Thirdly, we can manage our on-site content to make sure we are providing potential customers with exactly the information they need and the support they require. There are dozens of potential ways we can improve our sales funnel all of which are worth trying – do we need a direct phone contact, do we need live chat support, do we need to create more extensive user guides to our products, do we need to offer discounts to increase sales?

This brings us onto the most important aspect of CRO – SPLIT TESTING!

Split testing is an on-going process whereby we show different visitors to our website different sales pages.

Essentially we create two versions of a page – with minor or major changes to one. We then split our traffic between the two pages and work out which one converts more efficiently.

For example if we have 10,000 people visiting our sales page and a 1% conversion rate we will create a second version of this sales page. The following month we will send 5,000 people to the original and 5,000 people to the new page.

We will expect around 50 people to convert on our original page. We are hoping that the second version of our page will convert at a higher rate. If after the second month page B is converting at 3% we will make this our primary page.

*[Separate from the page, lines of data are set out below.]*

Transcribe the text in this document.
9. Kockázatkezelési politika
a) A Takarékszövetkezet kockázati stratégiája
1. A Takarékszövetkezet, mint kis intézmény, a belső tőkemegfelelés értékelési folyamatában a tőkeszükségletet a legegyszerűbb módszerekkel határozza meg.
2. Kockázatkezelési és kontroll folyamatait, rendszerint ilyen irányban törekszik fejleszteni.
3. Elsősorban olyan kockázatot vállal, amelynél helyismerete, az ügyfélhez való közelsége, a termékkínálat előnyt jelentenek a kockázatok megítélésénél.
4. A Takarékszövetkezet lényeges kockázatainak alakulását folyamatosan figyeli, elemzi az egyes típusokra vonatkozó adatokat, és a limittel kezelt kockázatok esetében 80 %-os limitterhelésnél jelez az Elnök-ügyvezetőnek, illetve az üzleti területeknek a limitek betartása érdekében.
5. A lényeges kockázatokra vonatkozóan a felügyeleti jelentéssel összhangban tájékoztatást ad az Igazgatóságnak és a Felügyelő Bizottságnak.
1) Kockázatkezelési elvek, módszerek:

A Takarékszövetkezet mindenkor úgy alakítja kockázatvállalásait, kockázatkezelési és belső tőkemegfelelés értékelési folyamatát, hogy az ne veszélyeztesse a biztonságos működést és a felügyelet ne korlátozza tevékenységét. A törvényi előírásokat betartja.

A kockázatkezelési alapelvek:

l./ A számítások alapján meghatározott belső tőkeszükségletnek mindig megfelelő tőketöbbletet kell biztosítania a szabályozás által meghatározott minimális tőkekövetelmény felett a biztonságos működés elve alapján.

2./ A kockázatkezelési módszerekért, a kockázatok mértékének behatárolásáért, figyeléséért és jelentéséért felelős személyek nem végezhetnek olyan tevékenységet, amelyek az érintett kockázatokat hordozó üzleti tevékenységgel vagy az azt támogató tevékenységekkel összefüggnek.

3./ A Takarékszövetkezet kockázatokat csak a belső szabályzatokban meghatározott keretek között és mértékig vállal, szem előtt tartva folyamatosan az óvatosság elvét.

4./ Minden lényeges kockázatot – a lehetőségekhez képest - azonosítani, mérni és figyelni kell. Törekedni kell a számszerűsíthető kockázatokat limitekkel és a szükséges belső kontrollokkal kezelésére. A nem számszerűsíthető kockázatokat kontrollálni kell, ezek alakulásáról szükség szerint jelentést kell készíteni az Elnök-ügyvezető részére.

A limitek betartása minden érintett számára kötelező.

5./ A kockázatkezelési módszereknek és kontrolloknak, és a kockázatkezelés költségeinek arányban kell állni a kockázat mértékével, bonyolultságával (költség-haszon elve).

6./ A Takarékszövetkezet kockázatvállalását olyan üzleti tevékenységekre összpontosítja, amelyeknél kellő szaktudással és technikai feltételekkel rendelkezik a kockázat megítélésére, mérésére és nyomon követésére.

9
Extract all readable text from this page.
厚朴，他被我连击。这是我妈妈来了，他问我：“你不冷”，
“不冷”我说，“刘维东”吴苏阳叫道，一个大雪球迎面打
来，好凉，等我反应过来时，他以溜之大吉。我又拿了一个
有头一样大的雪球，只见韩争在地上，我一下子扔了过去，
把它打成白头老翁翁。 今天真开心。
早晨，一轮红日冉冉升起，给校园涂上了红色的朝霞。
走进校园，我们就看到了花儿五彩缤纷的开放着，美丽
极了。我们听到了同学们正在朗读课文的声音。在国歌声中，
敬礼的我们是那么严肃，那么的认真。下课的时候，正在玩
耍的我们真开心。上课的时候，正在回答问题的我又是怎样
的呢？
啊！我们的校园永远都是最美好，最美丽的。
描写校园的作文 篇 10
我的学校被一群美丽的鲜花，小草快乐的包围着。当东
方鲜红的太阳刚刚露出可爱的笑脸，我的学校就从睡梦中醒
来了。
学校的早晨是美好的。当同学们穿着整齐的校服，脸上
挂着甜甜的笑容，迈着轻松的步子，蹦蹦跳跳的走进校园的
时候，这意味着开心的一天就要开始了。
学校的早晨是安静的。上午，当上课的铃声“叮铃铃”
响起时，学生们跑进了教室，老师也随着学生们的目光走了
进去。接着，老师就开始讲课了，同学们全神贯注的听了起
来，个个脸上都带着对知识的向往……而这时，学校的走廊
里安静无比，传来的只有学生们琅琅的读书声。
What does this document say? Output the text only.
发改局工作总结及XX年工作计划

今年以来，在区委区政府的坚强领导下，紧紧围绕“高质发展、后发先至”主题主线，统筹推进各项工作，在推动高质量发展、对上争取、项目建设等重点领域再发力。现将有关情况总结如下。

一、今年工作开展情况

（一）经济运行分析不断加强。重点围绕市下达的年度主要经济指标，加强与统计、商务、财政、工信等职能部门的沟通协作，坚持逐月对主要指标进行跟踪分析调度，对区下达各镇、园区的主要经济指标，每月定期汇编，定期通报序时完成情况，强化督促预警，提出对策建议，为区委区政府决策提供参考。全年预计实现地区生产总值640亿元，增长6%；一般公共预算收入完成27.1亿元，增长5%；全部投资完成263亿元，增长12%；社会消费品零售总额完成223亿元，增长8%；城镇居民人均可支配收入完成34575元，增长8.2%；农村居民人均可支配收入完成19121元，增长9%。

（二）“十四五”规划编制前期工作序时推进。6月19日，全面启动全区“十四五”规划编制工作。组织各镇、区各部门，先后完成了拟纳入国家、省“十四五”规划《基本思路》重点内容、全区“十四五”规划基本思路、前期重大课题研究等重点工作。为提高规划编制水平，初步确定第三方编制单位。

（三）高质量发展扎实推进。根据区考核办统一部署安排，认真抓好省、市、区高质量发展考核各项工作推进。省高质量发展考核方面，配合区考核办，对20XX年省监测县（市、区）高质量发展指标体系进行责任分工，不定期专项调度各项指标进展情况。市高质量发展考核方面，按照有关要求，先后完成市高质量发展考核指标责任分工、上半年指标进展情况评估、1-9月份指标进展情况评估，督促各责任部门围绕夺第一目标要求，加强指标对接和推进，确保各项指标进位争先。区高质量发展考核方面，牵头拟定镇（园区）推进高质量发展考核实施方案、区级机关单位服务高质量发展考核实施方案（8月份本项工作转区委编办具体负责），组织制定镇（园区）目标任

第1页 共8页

We repeat this process making small changes and monitoring improvements in sales.

But what do we split test? Split testing ranges from the simple to the incredibly complex. Screen positioning, colour schemes, type of information displayed, size of key information displayed, additional options, sign up boxes – in fact everything on a sales page can be restructured to try and influence CTR. For example how our call to action buttons are placed and designed can improve Click Through Rate by as much as 5%!

What we need to do is test everything and keep improving and optimising your sales pages. The more data we collect and the more hypotheses we test the more we can increase sales.